Volkswagen Golf II GTI Dawida

0

Volkswagen Golf II GTI z 1990 roku, wyposażony w silnik o pojemności 1800 cm³ z elektronicznym wtryskiem paliwa i mocą 112 koni mechanicznych, to samochód, który dla Dawida ma wyjątkowe znaczenie. Sentyment do tego modelu towarzyszy mu od lat – druga generacja Golfa od zawsze miała dla niego „to coś”. Nie jest to jego pierwsza przygoda z tym modelem – wręcz przeciwnie. Obecny egzemplarz to już szósta „dwójka” w jego życiu, a w kolejce do odrestaurowania czeka już następna.
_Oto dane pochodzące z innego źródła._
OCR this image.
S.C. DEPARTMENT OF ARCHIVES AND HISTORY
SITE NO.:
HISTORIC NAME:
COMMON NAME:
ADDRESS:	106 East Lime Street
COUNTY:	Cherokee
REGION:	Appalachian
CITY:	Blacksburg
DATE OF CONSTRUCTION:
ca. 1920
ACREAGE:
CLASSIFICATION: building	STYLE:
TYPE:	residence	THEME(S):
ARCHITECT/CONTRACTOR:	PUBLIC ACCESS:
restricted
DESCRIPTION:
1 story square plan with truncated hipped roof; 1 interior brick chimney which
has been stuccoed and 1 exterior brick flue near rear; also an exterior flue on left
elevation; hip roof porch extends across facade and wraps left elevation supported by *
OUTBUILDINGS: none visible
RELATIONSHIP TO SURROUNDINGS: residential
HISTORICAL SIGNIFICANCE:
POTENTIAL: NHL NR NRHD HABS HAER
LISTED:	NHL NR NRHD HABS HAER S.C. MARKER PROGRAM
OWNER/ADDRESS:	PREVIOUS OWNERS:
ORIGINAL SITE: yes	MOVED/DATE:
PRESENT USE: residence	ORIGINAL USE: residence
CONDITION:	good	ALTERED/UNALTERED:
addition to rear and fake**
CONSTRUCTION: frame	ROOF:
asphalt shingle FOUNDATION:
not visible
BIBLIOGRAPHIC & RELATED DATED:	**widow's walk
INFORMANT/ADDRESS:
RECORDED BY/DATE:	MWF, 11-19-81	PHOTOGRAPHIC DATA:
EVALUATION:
Jak sam przyznaje, wszystko zaczęło się ponad piętnaście lat temu, zaraz po zdaniu prawa jazdy, gdy po raz pierwszy wsiadł za kierownicę Golfa II.
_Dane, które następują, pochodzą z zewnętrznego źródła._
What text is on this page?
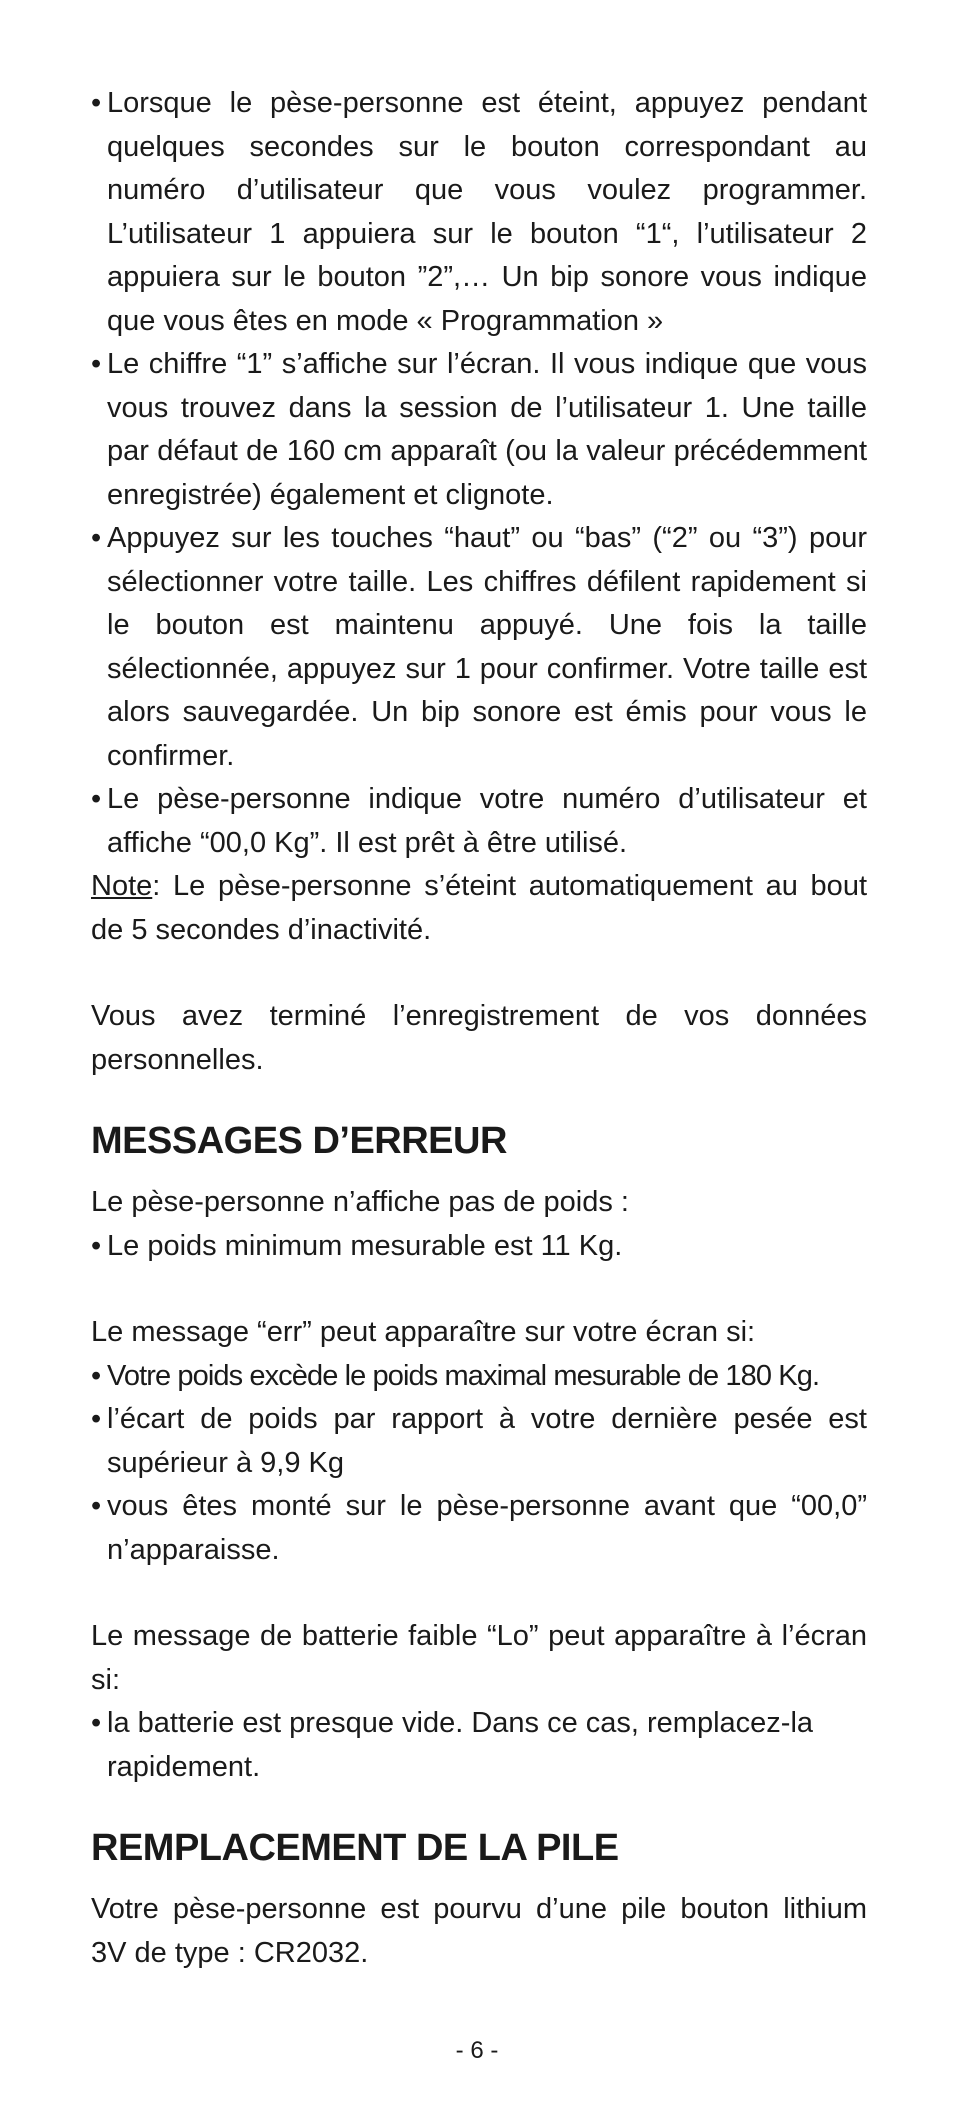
• Lorsque le pèse-personne est éteint, appuyez pendant quelques secondes sur le bouton correspondant au numéro d’utilisateur que vous voulez programmer. L’utilisateur 1 appuiera sur le bouton “1“, l’utilisateur 2 appuiera sur le bouton ”2”,… Un bip sonore vous indique que vous êtes en mode « Programmation »

• Le chiffre “1” s’affiche sur l’écran. Il vous indique que vous vous trouvez dans la session de l’utilisateur 1. Une taille par défaut de 160 cm apparaît (ou la valeur précédemment enregistrée) également et clignote.

• Appuyez sur les touches “haut” ou “bas” (“2” ou “3”) pour sélectionner votre taille. Les chiffres défilent rapidement si le bouton est maintenu appuyé. Une fois la taille sélectionnée, appuyez sur 1 pour confirmer. Votre taille est alors sauvegardée. Un bip sonore est émis pour vous le confirmer.

• Le pèse-personne indique votre numéro d’utilisateur et affiche “00,0 Kg”. Il est prêt à être utilisé.

Note: Le pèse-personne s’éteint automatiquement au bout de 5 secondes d’inactivité.

Vous avez terminé l’enregistrement de vos données personnelles.

MESSAGES D’ERREUR

Le pèse-personne n’affiche pas de poids :

• Le poids minimum mesurable est 11 Kg.

Le message “err” peut apparaître sur votre écran si:

• Votre poids excède le poids maximal mesurable de 180 Kg.

• l’écart de poids par rapport à votre dernière pesée est supérieur à 9,9 Kg

• vous êtes monté sur le pèse-personne avant que “00,0” n’apparaisse.

Le message de batterie faible “Lo” peut apparaître à l’écran si:

• la batterie est presque vide. Dans ce cas, remplacez-la rapidement.

REMPLACEMENT DE LA PILE

Votre pèse-personne est pourvu d’une pile bouton lithium 3V de type : CR2032.

- 6 -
Obecny projekt to samochód sprowadzony z Hiszpanii, zakupiony bez kompromisów – musiał być w oryginalnej wersji GTI i w bardzo dobrym stanie blacharskim. Celem było stworzenie auta jak najbliższego temu, co opuszczało fabrykę w Wolfsburgu. Bez zbędnych przeróbek, bez przesadnych zmian – czysta klasyka z epoki, odtworzona z dbałością o każdy detal. Auto zostało rozebrane i odbudowane od podstaw, z pełnym szacunkiem do oryginału.
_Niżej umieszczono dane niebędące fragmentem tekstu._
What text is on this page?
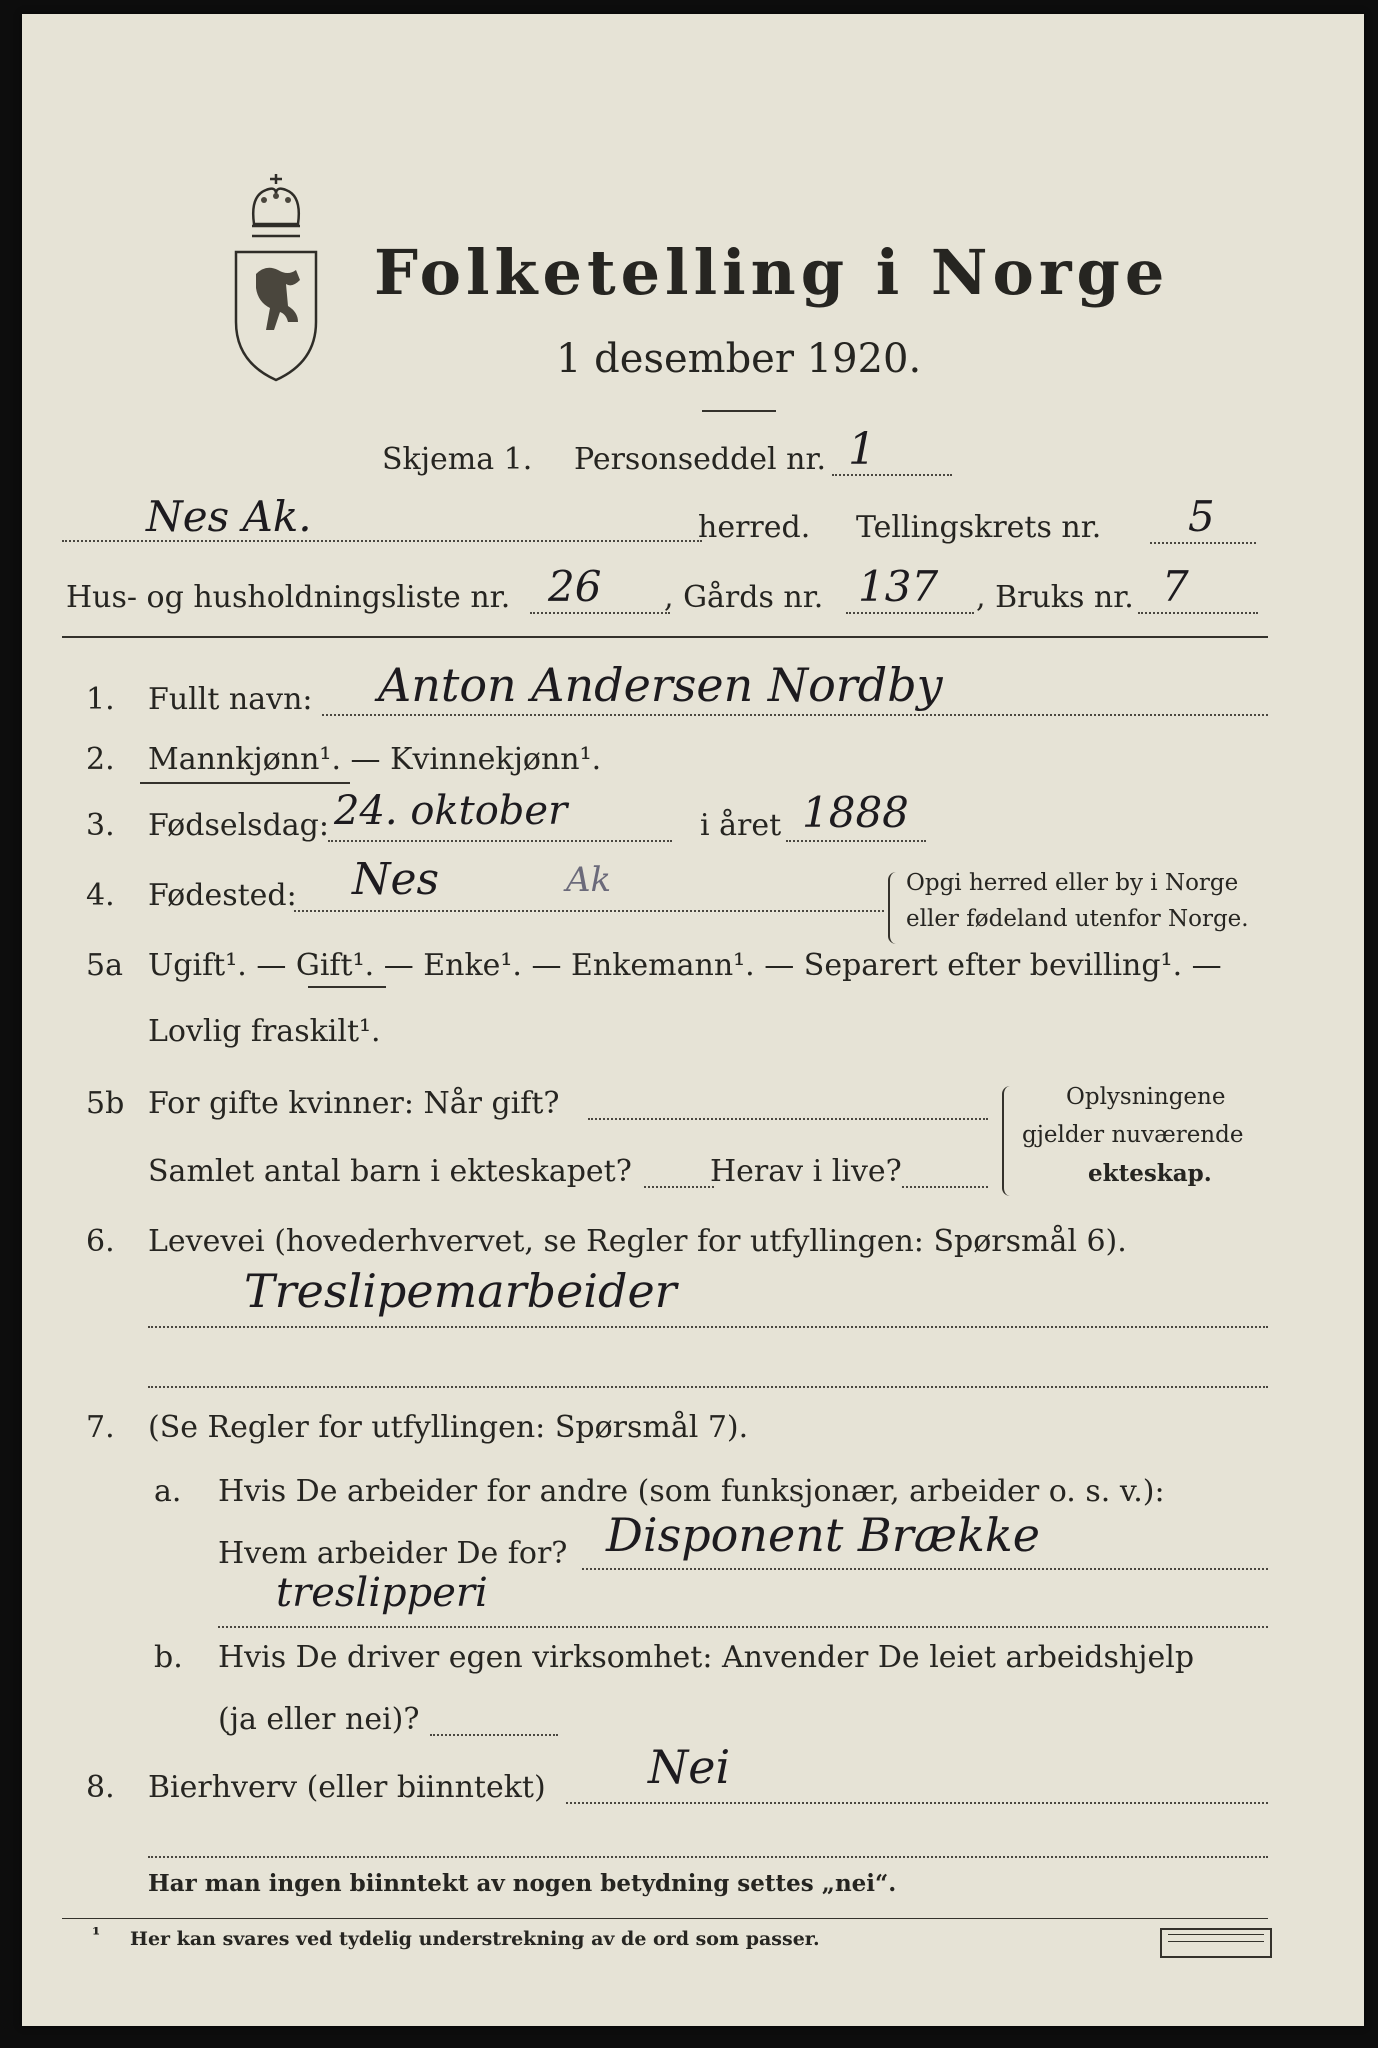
Folketelling i Norge
1 desember 1920.
Skjema 1. Personseddel nr. 1
Nes Ak.	herred. Tellingskrets nr. 5
Hus- og husholdningsliste nr. 26 , Gårds nr. 137 , Bruks nr. 7
1. Fullt navn: Anton Andersen Nordby
2. Mannkjønn¹. — Kvinnekjønn¹.
3. Fødselsdag: 24. oktober	i året 1888
4. Fødested: Nes	Ak	Opgi herred eller by i Norge
eller fødeland utenfor Norge.
5a Ugift¹. — Gift¹. — Enke¹. — Enkemann¹. — Separert efter bevilling¹. —
Lovlig fraskilt¹.
5b For gifte kvinner: Når gift?
Samlet antal barn i ekteskapet?	Herav i live?
Oplysningene
gjelder nuværende
ekteskap.
6. Levevei (hovederhvervet, se Regler for utfyllingen: Spørsmål 6).
Treslipemarbeider
7. (Se Regler for utfyllingen: Spørsmål 7).
a. Hvis De arbeider for andre (som funksjonær, arbeider o. s. v.):
Hvem arbeider De for? Disponent Brække
treslipperi
b. Hvis De driver egen virksomhet: Anvender De leiet arbeidshjelp
(ja eller nei)?
8. Bierhverv (eller biinntekt) Nei
Har man ingen biinntekt av nogen betydning settes „nei“.
¹ Her kan svares ved tydelig understrekning av de ord som passer.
Pod maską pozostała oryginalna jednostka PB – ośmiozaworowe 1.8 z układem Digifant, spięte z pięciobiegową skrzynią AUG. Silnik przeszedł gruntowny remont, ale nie został zmodyfikowany. Jedyną zmianą techniczną względem fabryki było zastosowanie zawieszenia gwintowanego MTS Gold, które poprawia prowadzenie, jednocześnie nie odbierając samochodowi jego klasycznego charakteru.

Nadwozie otrzymało świeży lakier w oryginalnym kolorze L041 – głębokiej, nasyconej czerni z palety Volkswagena. Całość uzupełnia oryginalny pakiet GTI na szerokim zderzaku, a wisienką na torcie są felgi BBS RM 012 – klasyczne, skręcane, o szerokości 6,5 cala, owinięte oponami 195/45 R15. Wnętrze to kwintesencja klimatu lat dziewięćdziesiątych – półkubełkowe fotele w oryginalnej kracie GTI, czarny dywan, czarna podsufitka, elektryczne szyby i kultowe radio Gamma III. Elektronika pozostała nietknięta – żadnych dodatkowych wskaźników, żadnych nowoczesnych gadżetów.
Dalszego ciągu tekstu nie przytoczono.